Die Rechnung ist einfach: Je mehr Legionäre das österreichische Nationalteam stellt, desto besser ist es. Acht der 16 Spieler im EM-Kader verdienen ihr Geld im Ausland. Fünf sind in Deutschland engagiert, zwei in der Schweiz, einer in Portugal. Der Mehrwert ist immer derselbe. Intensivere Trainings, stärkere Mit- und Gegenspieler, bessere Trainer – und mehr Know-how. Sebastian Frimmel ist einer dieser acht Legionäre, er wechselte 2018 zu den Kadetten Schaffhausen in die Schweiz, hatte sich mit Leistungen beim heimischen Klub West Wien für diesen Transfer empfohlen.

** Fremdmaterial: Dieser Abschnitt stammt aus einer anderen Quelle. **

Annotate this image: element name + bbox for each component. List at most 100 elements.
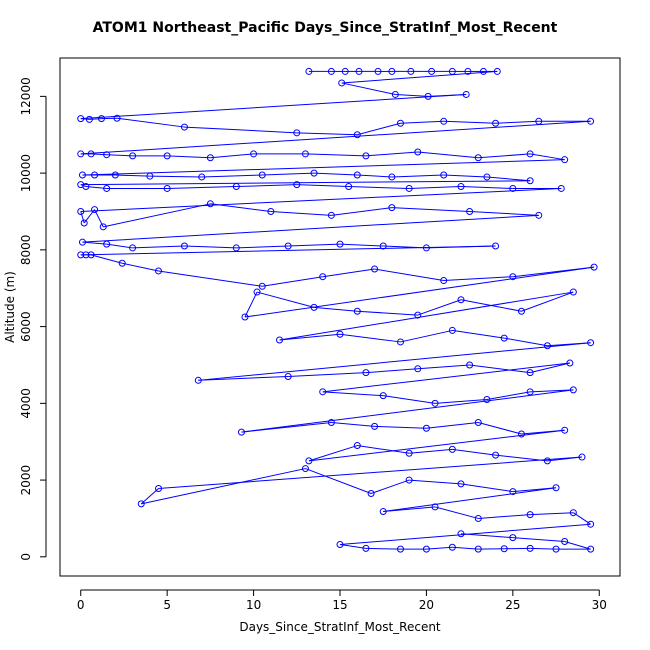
data-point [78, 171, 86, 179]
data-point [78, 238, 86, 246]
series-line-segment [469, 210, 539, 216]
data-point [305, 457, 313, 465]
series-line-segment [409, 479, 462, 485]
series-line-segment [370, 479, 410, 494]
data-point [492, 242, 500, 250]
data-point [87, 150, 95, 158]
series-line-segment [288, 372, 366, 377]
data-point [367, 490, 375, 498]
x-tick-label: 25 [505, 598, 520, 612]
series-line-segment [400, 120, 444, 124]
data-point [492, 119, 500, 127]
series-line-segment [434, 506, 479, 519]
data-point [457, 183, 465, 191]
data-point [353, 442, 361, 450]
series-line-segment [339, 544, 366, 549]
data-point [509, 184, 517, 192]
series-line-segment [106, 243, 133, 249]
series-line-segment [322, 362, 570, 393]
series-line-segment [504, 337, 548, 347]
series-line-segment [116, 117, 185, 128]
series-line-segment [495, 120, 539, 124]
data-point [118, 259, 126, 267]
data-point [388, 204, 396, 212]
series-line-segment [82, 214, 539, 243]
data-point [336, 330, 344, 338]
data-point [561, 426, 569, 434]
data-point [590, 263, 598, 271]
series-line-segment [478, 153, 531, 159]
series-line-segment [89, 118, 102, 120]
data-point [414, 311, 422, 319]
data-point [371, 265, 379, 273]
series-line-segment [270, 210, 332, 216]
data-point [99, 223, 107, 231]
data-point [440, 171, 448, 179]
data-point [407, 67, 415, 75]
series-line-segment [103, 203, 211, 228]
data-point [77, 115, 85, 123]
chart-title: ATOM1 Northeast_Pacific Days_Since_Strat… [92, 20, 558, 36]
series-line-segment [383, 395, 436, 404]
data-point [113, 114, 121, 122]
data-point [194, 376, 202, 384]
series-line-segment [357, 310, 418, 316]
series-line-segment [443, 276, 513, 282]
series-line-segment [383, 487, 557, 513]
data-point [457, 480, 465, 488]
data-point [180, 123, 188, 131]
series-line-segment [426, 546, 453, 550]
series-line-segment [82, 159, 565, 176]
data-point [258, 282, 266, 290]
data-point [310, 303, 318, 311]
data-point [267, 207, 275, 215]
data-point [111, 171, 119, 179]
data-point [405, 476, 413, 484]
data-point [206, 200, 214, 208]
data-point [464, 67, 472, 75]
data-point [91, 171, 99, 179]
series-line-segment [279, 333, 341, 341]
x-axis-label: Days_Since_StratInf_Most_Recent [239, 620, 441, 634]
data-point [198, 173, 206, 181]
series-line-segment [365, 547, 401, 550]
series-line-segment [460, 186, 513, 189]
data-point [276, 336, 284, 344]
series-line-segment [90, 254, 123, 264]
data-point [388, 67, 396, 75]
y-tick-label: 0 [19, 553, 33, 561]
data-point [552, 545, 560, 553]
data-point [137, 500, 145, 508]
series-line-segment [149, 175, 202, 178]
data-point [362, 544, 370, 552]
series-line-segment [262, 172, 315, 176]
series-line-segment [521, 291, 574, 312]
series-line-segment [141, 468, 306, 505]
data-point [129, 152, 137, 160]
data-point [206, 154, 214, 162]
series-line-segment [452, 329, 505, 339]
series-line-segment [308, 429, 565, 462]
data-point [587, 520, 595, 528]
data-point [457, 296, 465, 304]
series-line-segment [314, 172, 358, 176]
data-point [232, 244, 240, 252]
data-point [474, 545, 482, 553]
series-line-segment [486, 176, 531, 182]
series-line-segment [348, 186, 410, 189]
series-line-segment [244, 291, 258, 318]
data-point [517, 430, 525, 438]
series-line-segment [167, 186, 237, 189]
data-point [371, 422, 379, 430]
data-point [424, 92, 432, 100]
series-line-segment [167, 155, 211, 159]
series-line-segment [80, 120, 591, 155]
data-point [237, 428, 245, 436]
data-point [517, 307, 525, 315]
series-line-segment [236, 184, 297, 188]
data-point [374, 67, 382, 75]
data-point [391, 90, 399, 98]
series-line-segment [365, 368, 418, 374]
data-point [103, 184, 111, 192]
x-tick-label: 15 [332, 598, 347, 612]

In Schaffhausen verdient Frimmel so viel Geld, wie er in Österreich nirgends hätte verdienen können. Nicht in Wien, nicht in Vorarlberg, wo Hard und Bregenz die höchsten Gehälter der Liga zahlen. „Ich kann seitdem gut vom Handball leben“, sagt der heute 24-Jährige, der in Schaffhausen zu einem kompletteren, einem besseren Handballer gereift ist. Auf seiner Position am linken Flügel ist Frimmel intern die unumstrittene Nummer eins. „Ich spiele fast jedes Spiel 60 Minuten durch, als einziger auf Linksaußen in der gesamten Liga.“

Mit dem Titel 2019 qualifizierte sich der Schweizer Vorzeigeklub – elf Meisterschaften seit 2005 – für die Champions League, die auch im Handball nur den besten Klubs Europas eine Bühne bietet. Zwar schieden die Eidgenossen mit nur zwei Siegen in zehn Spielen aus, die Erfahrung aber sei „unbezahlbar“ gewesen, wie Frimmel versichert. „Das Niveau war extrem hoch. Und wenn du zehn Spiele auf diesem Niveau bekommst, wirst du zwangsläufig besser. Ich habe heute ein völlig anderes Selbstverständnis.“

Dieses zeigt Frimmel nun auch bei der Euro. Schon im letzten Test gegen Deutschland war der Perchtoldsdorfer stark ins Spiel der Österreicher eingebunden, beim Auftaktsieg gegen Tschechien steuerte er drei Tore bei. Diese EM, sie könnte noch zur EM des Sebastian Frimmel werden, wie er im „Presse“-Gespräch hofft. „Das ist ganz klar mein Ziel. Ich will unserem Spiel und der Euro meinen Stempel aufdrücken.“


Wurfkünstler. Die Qualitäten des Flügelspielers sind augenscheinlich. Der 24-Jährige verfügt über eine außergewöhnliche Sprungkraft, diese ist auf seiner Position unverzichtbar. Und: Er versteht es immer besser, die richtigen Entscheidungen bei der Wurfwahl zu treffen. Oft müssen Außenspieler aus schier unmöglichen Winkeln abschließen, das macht das Unterfangen, Tore zu werfen, weitaus schwieriger als aus dem (zentralen) Rückraum. Es sind permanent Eins-gegen-eins-Situationen, mit denen Frimmel konfrontiert ist. Der Verdacht liegt nahe, dass er gegnerische Torhüter und deren Bewegungsabläufe bis ins letzte Detail studiert. Frimmel aber winkt ab. „Ich bin kein Freund davon, schaue mir nur an, ob es ein großer, breiter oder ein kleinerer, flinker Torhüter ist.“

Am Ende des Tages ist es immer das gleiche Spiel. Da gilt es doch stets, innerhalb des Bruchteils einer Sekunde die richtige Entscheidung zu treffen. „Springen, warten, schauen, was der Torwart macht – und dann vertraue ich auf mein Gefühl.“

("Die Presse", Print-Ausgabe, 12.01.2020)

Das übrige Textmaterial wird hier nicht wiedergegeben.